Thursday, April 30, 2026
Joel Berger, PhD
Joel Berger, PhD

In a scientific first, researchers at University of Iowa Health Care recorded responses from single neurons in the human insula—a brain region linked to emotional processing and perception of bodily sensations—while the participants listened passively to simple sounds. These unique recordings showed that insula neurons respond to sound during passive listening, and the responses are just as fast as those from the auditory cortex, although they do not last as long. The finding suggests a new role for the insula in processing external auditory input, even without active attention.

“The fact that this brain region, which is involved in complex cognition, also responds to simple sounds, even during passive listening, changes how we think about parallel processing of sounds in the brain," says Joel Berger, PhD, UI research assistant professor of neurosurgery and lead author of the study, which was published in the Journal of Neuroscience.

The team recorded and analyzed data from single neurons in humans, from a brain region called the insula, as well as from auditory cortex. They recorded over 340 single neurons in 12 participants undergoing intracranial monitoring, allowing rare insight into deep-brain activity during passive listening. This is the first time anyone has reported single-neuron responses from the human insula to sounds.

The UI researchers found that nearly one‑third of neurons in the posterior insula—and a smaller subset in the anterior insula—responded to tones and clicks. These responses occurred with relatively short onset times and exhibited preferred tuning to specific sound frequencies.

Showing that insula neurons respond to simple sounds during passive listening offers additional insight into how sound may be processed beyond the traditional auditory cortex.

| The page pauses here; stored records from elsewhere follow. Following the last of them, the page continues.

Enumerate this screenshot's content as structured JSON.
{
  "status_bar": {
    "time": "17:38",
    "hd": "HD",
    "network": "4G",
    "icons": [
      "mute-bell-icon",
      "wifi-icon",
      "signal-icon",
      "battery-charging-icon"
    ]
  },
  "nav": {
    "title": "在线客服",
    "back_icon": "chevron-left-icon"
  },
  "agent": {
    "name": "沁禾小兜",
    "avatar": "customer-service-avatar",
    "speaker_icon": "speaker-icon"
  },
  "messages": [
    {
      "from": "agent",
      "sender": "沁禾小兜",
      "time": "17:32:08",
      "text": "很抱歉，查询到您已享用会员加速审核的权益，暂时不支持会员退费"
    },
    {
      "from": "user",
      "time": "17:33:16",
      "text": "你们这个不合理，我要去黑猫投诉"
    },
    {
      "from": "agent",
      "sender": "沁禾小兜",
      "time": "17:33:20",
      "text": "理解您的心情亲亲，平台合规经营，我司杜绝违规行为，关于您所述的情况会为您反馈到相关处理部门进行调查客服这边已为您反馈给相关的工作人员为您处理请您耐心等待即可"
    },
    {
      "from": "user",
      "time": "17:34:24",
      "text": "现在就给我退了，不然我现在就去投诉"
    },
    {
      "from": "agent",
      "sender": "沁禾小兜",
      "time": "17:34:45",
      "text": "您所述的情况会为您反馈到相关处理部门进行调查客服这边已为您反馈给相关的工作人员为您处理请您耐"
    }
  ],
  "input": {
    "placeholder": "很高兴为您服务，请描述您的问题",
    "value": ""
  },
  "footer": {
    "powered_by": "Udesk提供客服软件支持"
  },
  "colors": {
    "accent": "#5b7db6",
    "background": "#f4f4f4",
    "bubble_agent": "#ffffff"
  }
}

Overall, the study suggests a fundamental reframing of the role of the insula in processing sounds and how these sounds are integrated with our bodily sensations. The results may also have relevance to hearing disorders and brain plasticity following hearing loss.

In addition to Berger, the team included Hiroto Kawasaki, Sukhbinder Kumar, Matthew Howard III, and Kirill Nourski, from the UI Department of Neurosurgery, and Matthew Banks from the University of Wisconsin.

The work was supported in part by funding from the National Institutes of Health.